Quote from ebook: ‘OUT WITH THE PARTIES – A PARLIAMENTARY REVOLUTION' ‘It is evident that party MPs are often quite troubled by the pressure to conform. On one occasion, Brigadier Jim Wallis AM, SAS retired, Executive Chairman of the Australian Christian Lobby, related how one MP friend actually broke down while confiding to him how he had felt when forced by his party to go against his conscience on a critical issue. With a member of conscience in tears, there has to be something radically wrong with our politics.' Quite!

Furthermore, any reading of the New Testament could not miss the condemnation of partisanship in both the gospels and the epistles, with a plain and exclusive emphasis on the unity of the love of God in Christ. Need I say more?

Except perhaps to add that: ‘the love of power is the love of self, but the love of democracy is the love of others’.
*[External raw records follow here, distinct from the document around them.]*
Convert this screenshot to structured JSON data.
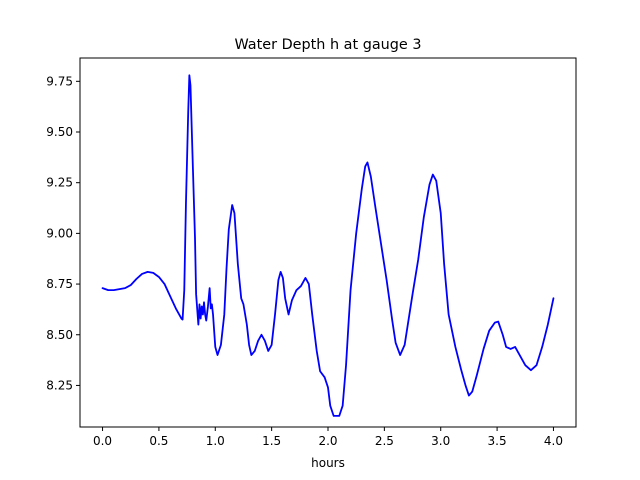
{
  "chart_data": {
    "type": "line",
    "title": "Water Depth h at gauge 3",
    "xlabel": "hours",
    "ylabel": "",
    "xlim": [
      -0.2,
      4.2
    ],
    "ylim": [
      8.045,
      9.865
    ],
    "xticks": [
      0.0,
      0.5,
      1.0,
      1.5,
      2.0,
      2.5,
      3.0,
      3.5,
      4.0
    ],
    "xtick_labels": [
      "0.0",
      "0.5",
      "1.0",
      "1.5",
      "2.0",
      "2.5",
      "3.0",
      "3.5",
      "4.0"
    ],
    "yticks": [
      8.25,
      8.5,
      8.75,
      9.0,
      9.25,
      9.5,
      9.75
    ],
    "ytick_labels": [
      "8.25",
      "8.50",
      "8.75",
      "9.00",
      "9.25",
      "9.50",
      "9.75"
    ],
    "grid": false,
    "series": [
      {
        "color": "#0000ff",
        "points": [
          [
            0.0,
            8.73
          ],
          [
            0.05,
            8.72
          ],
          [
            0.1,
            8.72
          ],
          [
            0.2,
            8.73
          ],
          [
            0.25,
            8.745
          ],
          [
            0.3,
            8.775
          ],
          [
            0.35,
            8.8
          ],
          [
            0.4,
            8.81
          ],
          [
            0.45,
            8.805
          ],
          [
            0.5,
            8.785
          ],
          [
            0.55,
            8.75
          ],
          [
            0.6,
            8.69
          ],
          [
            0.65,
            8.63
          ],
          [
            0.7,
            8.58
          ],
          [
            0.71,
            8.575
          ],
          [
            0.725,
            8.72
          ],
          [
            0.74,
            9.15
          ],
          [
            0.76,
            9.6
          ],
          [
            0.77,
            9.78
          ],
          [
            0.78,
            9.73
          ],
          [
            0.8,
            9.35
          ],
          [
            0.82,
            8.98
          ],
          [
            0.83,
            8.7
          ],
          [
            0.85,
            8.55
          ],
          [
            0.86,
            8.65
          ],
          [
            0.87,
            8.58
          ],
          [
            0.88,
            8.64
          ],
          [
            0.89,
            8.6
          ],
          [
            0.9,
            8.66
          ],
          [
            0.91,
            8.6
          ],
          [
            0.92,
            8.57
          ],
          [
            0.935,
            8.64
          ],
          [
            0.95,
            8.73
          ],
          [
            0.96,
            8.63
          ],
          [
            0.97,
            8.65
          ],
          [
            0.98,
            8.6
          ],
          [
            1.0,
            8.44
          ],
          [
            1.02,
            8.4
          ],
          [
            1.05,
            8.45
          ],
          [
            1.08,
            8.6
          ],
          [
            1.1,
            8.83
          ],
          [
            1.12,
            9.02
          ],
          [
            1.15,
            9.14
          ],
          [
            1.17,
            9.1
          ],
          [
            1.2,
            8.85
          ],
          [
            1.23,
            8.68
          ],
          [
            1.25,
            8.65
          ],
          [
            1.28,
            8.55
          ],
          [
            1.3,
            8.45
          ],
          [
            1.32,
            8.4
          ],
          [
            1.35,
            8.42
          ],
          [
            1.38,
            8.47
          ],
          [
            1.41,
            8.5
          ],
          [
            1.44,
            8.47
          ],
          [
            1.47,
            8.42
          ],
          [
            1.5,
            8.45
          ],
          [
            1.53,
            8.6
          ],
          [
            1.56,
            8.77
          ],
          [
            1.58,
            8.81
          ],
          [
            1.6,
            8.78
          ],
          [
            1.62,
            8.68
          ],
          [
            1.65,
            8.6
          ],
          [
            1.68,
            8.67
          ],
          [
            1.72,
            8.72
          ],
          [
            1.76,
            8.74
          ],
          [
            1.8,
            8.78
          ],
          [
            1.83,
            8.75
          ],
          [
            1.86,
            8.6
          ],
          [
            1.9,
            8.42
          ],
          [
            1.93,
            8.32
          ],
          [
            1.97,
            8.29
          ],
          [
            2.0,
            8.24
          ],
          [
            2.02,
            8.15
          ],
          [
            2.05,
            8.1
          ],
          [
            2.1,
            8.1
          ],
          [
            2.13,
            8.15
          ],
          [
            2.16,
            8.35
          ],
          [
            2.2,
            8.72
          ],
          [
            2.25,
            9.0
          ],
          [
            2.3,
            9.22
          ],
          [
            2.33,
            9.33
          ],
          [
            2.35,
            9.35
          ],
          [
            2.38,
            9.28
          ],
          [
            2.42,
            9.13
          ],
          [
            2.47,
            8.95
          ],
          [
            2.52,
            8.77
          ],
          [
            2.57,
            8.57
          ],
          [
            2.6,
            8.46
          ],
          [
            2.64,
            8.4
          ],
          [
            2.68,
            8.45
          ],
          [
            2.75,
            8.7
          ],
          [
            2.8,
            8.87
          ],
          [
            2.85,
            9.08
          ],
          [
            2.9,
            9.24
          ],
          [
            2.93,
            9.29
          ],
          [
            2.96,
            9.26
          ],
          [
            3.0,
            9.1
          ],
          [
            3.03,
            8.85
          ],
          [
            3.07,
            8.6
          ],
          [
            3.13,
            8.44
          ],
          [
            3.18,
            8.33
          ],
          [
            3.22,
            8.25
          ],
          [
            3.25,
            8.2
          ],
          [
            3.28,
            8.22
          ],
          [
            3.32,
            8.3
          ],
          [
            3.38,
            8.43
          ],
          [
            3.43,
            8.52
          ],
          [
            3.48,
            8.56
          ],
          [
            3.51,
            8.565
          ],
          [
            3.55,
            8.5
          ],
          [
            3.58,
            8.44
          ],
          [
            3.62,
            8.43
          ],
          [
            3.66,
            8.44
          ],
          [
            3.7,
            8.4
          ],
          [
            3.75,
            8.35
          ],
          [
            3.8,
            8.325
          ],
          [
            3.85,
            8.35
          ],
          [
            3.9,
            8.44
          ],
          [
            3.95,
            8.55
          ],
          [
            4.0,
            8.68
          ]
        ]
      }
    ]
  }
}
Is there not therefore a very real question hanging over our politics, with many participants professing Christian belief, but nonetheless engaging in the pursuit of party power?

(However, a genuine democracy requires the participation of all who will love God and neighbour before self.)

Of: FORUMS and forums

There are serious gaps in the practice of our theoretical democracy, with government OF the people, BY the people, and FOR the people, (government BY the people being perhaps of foremost importance, because without that, the OF and the FOR are compromised). Thus, the deficiency in government BY the people means that government OF and FOR the people just cannot happen, because of the conflicting pressures of ungoverned interests.

So, what do we do? The reason for democracy’s failure is the absence of realistic forums, for which FORUMS miss the points completely – and perhaps also deliberately.

A few days ago our local member completed a run of FORUMS in the community, in which influential groups were able to put their case with the local member presiding. But it was about their needs and his ability to help, if they voted for him! The last, with the leader of the opposition speaking, was confined in numbers to a limited number who had paid a fee for their place. Whether political donations were sought in addition – ‘cash for influence’ I do not know, but wonder!

These ‘forums’ were not convened with free access for dissidents in mind and cannot in any sense be seen as facilitating a process of government BY the people. They represented a continuation of the political disease of party politics. So, what is the solution?

The elimination of this disease depends entirely on removal of its root cause – the system of all members voting openly in our parliaments which enables and supports the venal party system.

A change to a secret ballot for all decisions in parliament is all that is required to change the representation of all members from party to independent.

Clearly, all the members would then be obliged to run free forums regularly in each electorate, soon becoming loyal supporters of constituents’ views in their forums’ free exchange of ideas about the process of government. They will quickly establish an ongoing rapport with the people, forming a vital link between people and parliament which would soon reconstitute government as government BY the people. A true government OF the people and FOR the people is thus assured as well. Can anyone dispute the validity of this claim?